Again, the hyperparameter values are generated within a range [0, 10]. Then, a fixed number N of hyperparameters is randomly generated. The fixed number N of predefined hyperparameters to experiment with allows you to control the duration and speed of this optimization strategy. The larger the N, the higher the probability to get to the optimum — but also the higher the required computation resources.

As expected, the hyperparameter values from the generated sequence are used in no decreasing or increasing order: white and red dots mix randomly in the plot.**Hill climbing**

The hill climbing approach at each iteration selects the best direction in the hyperparameter space to choose the next hyperparameter value. If no neighbor improves the final metric, the optimization loop stops.

Note that this procedure is different from the grid and random searches in one important aspect: selection of the next hyperparameter value takes into account the outcomes of previous iterations.

Figure 3 shows that the hill climbing strategy applied to our function started at a random hyperparameter value,*x=8.4*, and then moved toward the function maximum y=0.4 at

*x=6.9*. Once the maximum was reached, no further increase in the metric was observed in the next neighbor, and the search procedure stopped.

This example illustrates a caveat related to this strategy: it can get stuck in a secondary maximum.

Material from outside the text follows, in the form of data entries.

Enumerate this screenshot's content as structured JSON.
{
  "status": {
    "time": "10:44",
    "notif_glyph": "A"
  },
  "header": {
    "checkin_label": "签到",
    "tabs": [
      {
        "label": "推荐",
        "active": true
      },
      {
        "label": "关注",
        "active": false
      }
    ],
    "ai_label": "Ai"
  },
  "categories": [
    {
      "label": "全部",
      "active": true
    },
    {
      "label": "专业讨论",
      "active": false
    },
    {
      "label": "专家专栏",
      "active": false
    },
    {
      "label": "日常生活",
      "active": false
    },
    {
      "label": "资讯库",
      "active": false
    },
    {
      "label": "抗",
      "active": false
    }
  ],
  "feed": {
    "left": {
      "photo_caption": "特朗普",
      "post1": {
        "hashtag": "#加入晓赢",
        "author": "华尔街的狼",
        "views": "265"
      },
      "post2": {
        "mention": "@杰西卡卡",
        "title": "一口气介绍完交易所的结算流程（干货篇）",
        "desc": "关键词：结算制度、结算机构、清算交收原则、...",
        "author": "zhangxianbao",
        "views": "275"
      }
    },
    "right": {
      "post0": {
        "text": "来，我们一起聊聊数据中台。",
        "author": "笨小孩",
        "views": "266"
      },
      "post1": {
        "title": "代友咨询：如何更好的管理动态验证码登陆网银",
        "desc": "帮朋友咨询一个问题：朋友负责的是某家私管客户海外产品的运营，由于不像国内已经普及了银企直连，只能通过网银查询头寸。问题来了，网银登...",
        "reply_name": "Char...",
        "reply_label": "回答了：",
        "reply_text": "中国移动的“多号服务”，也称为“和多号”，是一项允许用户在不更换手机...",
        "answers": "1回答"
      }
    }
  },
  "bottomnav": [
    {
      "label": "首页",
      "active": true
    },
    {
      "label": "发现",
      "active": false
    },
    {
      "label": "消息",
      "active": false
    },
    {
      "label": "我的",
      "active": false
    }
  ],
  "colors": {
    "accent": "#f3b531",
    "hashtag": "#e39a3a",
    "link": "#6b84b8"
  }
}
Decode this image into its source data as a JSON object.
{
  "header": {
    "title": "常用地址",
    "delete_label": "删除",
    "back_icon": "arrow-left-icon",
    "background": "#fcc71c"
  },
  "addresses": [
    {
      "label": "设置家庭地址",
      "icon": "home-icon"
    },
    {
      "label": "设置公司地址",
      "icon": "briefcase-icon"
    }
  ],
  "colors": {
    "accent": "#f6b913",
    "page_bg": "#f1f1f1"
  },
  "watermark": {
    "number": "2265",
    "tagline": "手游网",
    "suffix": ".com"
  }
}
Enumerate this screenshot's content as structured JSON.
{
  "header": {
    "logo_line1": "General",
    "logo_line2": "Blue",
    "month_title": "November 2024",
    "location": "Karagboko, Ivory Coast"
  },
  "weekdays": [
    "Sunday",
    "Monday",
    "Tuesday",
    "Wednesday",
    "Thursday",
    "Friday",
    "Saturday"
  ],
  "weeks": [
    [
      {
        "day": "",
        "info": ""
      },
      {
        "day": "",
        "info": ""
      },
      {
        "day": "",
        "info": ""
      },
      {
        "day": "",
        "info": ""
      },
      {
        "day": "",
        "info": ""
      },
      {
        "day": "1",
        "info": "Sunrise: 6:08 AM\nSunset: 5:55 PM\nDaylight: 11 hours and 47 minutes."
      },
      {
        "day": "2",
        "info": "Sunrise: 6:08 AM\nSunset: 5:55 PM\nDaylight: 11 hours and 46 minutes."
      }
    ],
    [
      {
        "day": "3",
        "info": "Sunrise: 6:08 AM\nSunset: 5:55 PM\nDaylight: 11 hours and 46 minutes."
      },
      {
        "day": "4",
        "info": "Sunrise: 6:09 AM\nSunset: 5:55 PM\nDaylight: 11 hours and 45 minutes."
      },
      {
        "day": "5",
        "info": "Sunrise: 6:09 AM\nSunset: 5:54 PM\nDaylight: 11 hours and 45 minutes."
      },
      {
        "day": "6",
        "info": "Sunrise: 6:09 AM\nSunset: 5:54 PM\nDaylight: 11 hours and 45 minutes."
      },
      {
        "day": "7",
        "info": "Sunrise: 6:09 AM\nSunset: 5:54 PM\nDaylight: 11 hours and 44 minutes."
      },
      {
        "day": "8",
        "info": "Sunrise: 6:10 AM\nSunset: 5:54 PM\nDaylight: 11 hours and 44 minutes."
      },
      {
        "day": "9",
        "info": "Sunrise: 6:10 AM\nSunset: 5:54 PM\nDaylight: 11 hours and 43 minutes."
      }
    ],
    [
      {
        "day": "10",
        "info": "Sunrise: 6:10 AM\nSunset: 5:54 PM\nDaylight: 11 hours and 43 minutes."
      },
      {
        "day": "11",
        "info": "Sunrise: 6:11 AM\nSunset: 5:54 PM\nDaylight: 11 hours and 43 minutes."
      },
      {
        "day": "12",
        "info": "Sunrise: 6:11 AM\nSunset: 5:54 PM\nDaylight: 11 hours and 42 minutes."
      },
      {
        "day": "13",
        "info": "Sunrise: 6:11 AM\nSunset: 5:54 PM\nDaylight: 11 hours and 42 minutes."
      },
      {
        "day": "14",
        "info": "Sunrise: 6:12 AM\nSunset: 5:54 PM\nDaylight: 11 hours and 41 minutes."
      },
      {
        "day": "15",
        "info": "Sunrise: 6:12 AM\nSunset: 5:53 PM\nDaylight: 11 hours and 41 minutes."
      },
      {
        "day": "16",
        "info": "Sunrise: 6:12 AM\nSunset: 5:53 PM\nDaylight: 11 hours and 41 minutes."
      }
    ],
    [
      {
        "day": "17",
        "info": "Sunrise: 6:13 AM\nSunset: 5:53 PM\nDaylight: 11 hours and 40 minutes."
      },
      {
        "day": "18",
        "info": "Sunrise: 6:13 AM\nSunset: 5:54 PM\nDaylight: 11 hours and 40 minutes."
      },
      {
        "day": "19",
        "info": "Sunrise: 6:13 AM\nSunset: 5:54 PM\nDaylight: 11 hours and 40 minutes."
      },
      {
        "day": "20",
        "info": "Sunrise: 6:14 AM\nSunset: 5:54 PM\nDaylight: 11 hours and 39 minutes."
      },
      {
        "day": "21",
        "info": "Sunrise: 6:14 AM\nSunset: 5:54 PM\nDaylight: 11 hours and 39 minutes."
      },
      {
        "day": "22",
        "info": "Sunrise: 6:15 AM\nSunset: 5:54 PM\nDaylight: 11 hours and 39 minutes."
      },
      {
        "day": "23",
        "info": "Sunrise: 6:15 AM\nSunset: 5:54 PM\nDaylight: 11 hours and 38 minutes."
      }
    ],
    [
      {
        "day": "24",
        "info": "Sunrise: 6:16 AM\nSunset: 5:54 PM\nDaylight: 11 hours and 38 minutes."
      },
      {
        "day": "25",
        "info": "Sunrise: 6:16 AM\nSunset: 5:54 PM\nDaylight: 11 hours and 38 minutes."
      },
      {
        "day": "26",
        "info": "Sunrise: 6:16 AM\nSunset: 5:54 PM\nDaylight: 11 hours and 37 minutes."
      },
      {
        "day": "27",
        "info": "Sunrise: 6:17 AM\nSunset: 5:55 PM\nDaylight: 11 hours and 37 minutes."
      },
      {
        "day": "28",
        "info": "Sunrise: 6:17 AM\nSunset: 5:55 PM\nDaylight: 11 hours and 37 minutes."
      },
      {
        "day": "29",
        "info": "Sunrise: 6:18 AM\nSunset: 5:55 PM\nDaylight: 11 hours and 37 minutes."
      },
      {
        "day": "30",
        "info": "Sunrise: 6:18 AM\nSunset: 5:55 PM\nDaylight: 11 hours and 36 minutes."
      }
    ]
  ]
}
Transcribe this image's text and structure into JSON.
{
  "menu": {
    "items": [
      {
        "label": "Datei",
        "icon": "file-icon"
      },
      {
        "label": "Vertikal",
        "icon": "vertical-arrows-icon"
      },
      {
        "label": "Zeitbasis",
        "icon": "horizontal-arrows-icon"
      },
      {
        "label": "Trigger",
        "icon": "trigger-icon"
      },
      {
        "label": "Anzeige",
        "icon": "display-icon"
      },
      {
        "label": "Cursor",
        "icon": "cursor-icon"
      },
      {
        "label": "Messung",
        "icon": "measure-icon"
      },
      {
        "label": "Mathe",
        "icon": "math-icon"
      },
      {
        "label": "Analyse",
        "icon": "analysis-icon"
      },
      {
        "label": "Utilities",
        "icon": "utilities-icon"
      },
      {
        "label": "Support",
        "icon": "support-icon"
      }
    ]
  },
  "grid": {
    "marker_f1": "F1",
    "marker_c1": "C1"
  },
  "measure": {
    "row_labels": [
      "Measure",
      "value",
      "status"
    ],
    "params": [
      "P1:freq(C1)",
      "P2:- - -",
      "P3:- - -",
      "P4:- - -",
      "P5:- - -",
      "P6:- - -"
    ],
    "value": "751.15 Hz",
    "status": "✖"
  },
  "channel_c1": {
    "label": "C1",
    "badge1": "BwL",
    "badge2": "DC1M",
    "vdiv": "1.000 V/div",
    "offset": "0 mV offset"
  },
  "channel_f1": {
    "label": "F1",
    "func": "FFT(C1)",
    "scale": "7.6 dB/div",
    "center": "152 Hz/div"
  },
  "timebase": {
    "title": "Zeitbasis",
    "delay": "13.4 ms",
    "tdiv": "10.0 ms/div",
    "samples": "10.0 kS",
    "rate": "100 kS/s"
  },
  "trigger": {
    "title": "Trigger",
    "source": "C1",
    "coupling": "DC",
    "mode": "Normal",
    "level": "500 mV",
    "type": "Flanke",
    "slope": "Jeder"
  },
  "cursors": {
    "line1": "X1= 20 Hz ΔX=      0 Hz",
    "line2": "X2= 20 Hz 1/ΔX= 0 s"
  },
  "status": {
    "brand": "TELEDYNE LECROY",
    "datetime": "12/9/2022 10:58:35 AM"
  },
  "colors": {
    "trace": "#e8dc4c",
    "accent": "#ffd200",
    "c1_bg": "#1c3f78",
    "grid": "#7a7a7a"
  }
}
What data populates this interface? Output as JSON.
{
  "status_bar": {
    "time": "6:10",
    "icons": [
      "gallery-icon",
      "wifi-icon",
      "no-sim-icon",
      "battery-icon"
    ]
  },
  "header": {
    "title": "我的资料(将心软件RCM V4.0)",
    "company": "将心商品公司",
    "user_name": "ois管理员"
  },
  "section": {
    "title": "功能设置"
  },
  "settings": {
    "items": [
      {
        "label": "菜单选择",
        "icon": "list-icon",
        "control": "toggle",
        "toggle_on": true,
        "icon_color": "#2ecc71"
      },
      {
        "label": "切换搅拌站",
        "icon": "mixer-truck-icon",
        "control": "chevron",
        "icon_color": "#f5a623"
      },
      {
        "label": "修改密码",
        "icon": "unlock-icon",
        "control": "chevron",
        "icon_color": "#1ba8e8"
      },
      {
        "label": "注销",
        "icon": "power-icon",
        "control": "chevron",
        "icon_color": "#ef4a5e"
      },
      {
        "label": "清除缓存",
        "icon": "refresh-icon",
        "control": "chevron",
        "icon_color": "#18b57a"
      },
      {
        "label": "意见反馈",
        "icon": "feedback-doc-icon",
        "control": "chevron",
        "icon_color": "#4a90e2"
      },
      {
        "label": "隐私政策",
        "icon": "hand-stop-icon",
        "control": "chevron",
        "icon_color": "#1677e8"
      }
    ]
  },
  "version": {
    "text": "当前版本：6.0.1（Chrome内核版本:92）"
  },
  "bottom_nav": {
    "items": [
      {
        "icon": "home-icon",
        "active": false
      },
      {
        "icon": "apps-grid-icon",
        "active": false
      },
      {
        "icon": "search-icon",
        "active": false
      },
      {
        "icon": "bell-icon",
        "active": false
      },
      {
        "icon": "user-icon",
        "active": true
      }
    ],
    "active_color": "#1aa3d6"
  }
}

From the other plots, we can see that the global maximum is located at *x=4.0* with corresponding metric value of *1.6*. This strategy does not find the global maximum but gets stuck into a local one. A good rule of thumb for this method is to run it multiple times with different starting values and to check whether the algorithm converges to the same maximum.

**Bayesian optimization**

The Bayesian optimization strategy selects the next hyperparameter value based on the function outputs in the previous iterations, similar to the hill climbing strategy. Unlike hill climbing, Bayesian optimization looks at past iterations globally and not only at the last one.

There are typically two phases in this procedure:

- During the first phase, called warm-up, hyperparameter values are generated randomly. After a user-defined number N of such random generations of hyperparameters, the second phase kicks in.
- In the second phase, at each iteration, a “surrogate” model of type
*P(output | past hyperparameters)*is estimated to describe the conditional probability of the output values on the hyperparameter values from past iterations. This surrogate model is much easier to optimize than the original function. Thus, the algorithm optimizes the surrogate and suggests the hyperparameter values at the maximum of the surrogate model as the optimal values for the original function as well. A fraction of the iterations in the second phase is also used to probe areas outside of the optimal region. This is to avoid the problem of local maxima.

You can also see that intense red points are clustered closer to the maximum, while pale red and white points are scattered. This demonstrates that the definition of the optimal region is improved with each iteration of the second phase.

**Summary**

We all know the importance of hyperparameter optimization while training a machine learning model. Since manual optimization is time-consuming and requires specific expert knowledge, we have explored four common automatic procedures for hyperparameter optimization.

In general, an automatic optimization procedure follows an iterative procedure in which at each iteration, the model is trained on a new set of hyperparameters and evaluated on the test set. At the end, the hyperparameter set corresponding to the best metric score is chosen as the optimal set. The question is how to select the next set of hyperparameters, ensuring that this is actually better than the previous set.

We have provided an overview of four commonly used optimization strategies: grid search, random search, hill climbing, and Bayesian optimization. They all have pros and cons, and we have briefly explained the differences by illustrating how they work on a simple toy use case. Now you are all set to go and try them out in a real-world machine learning problem.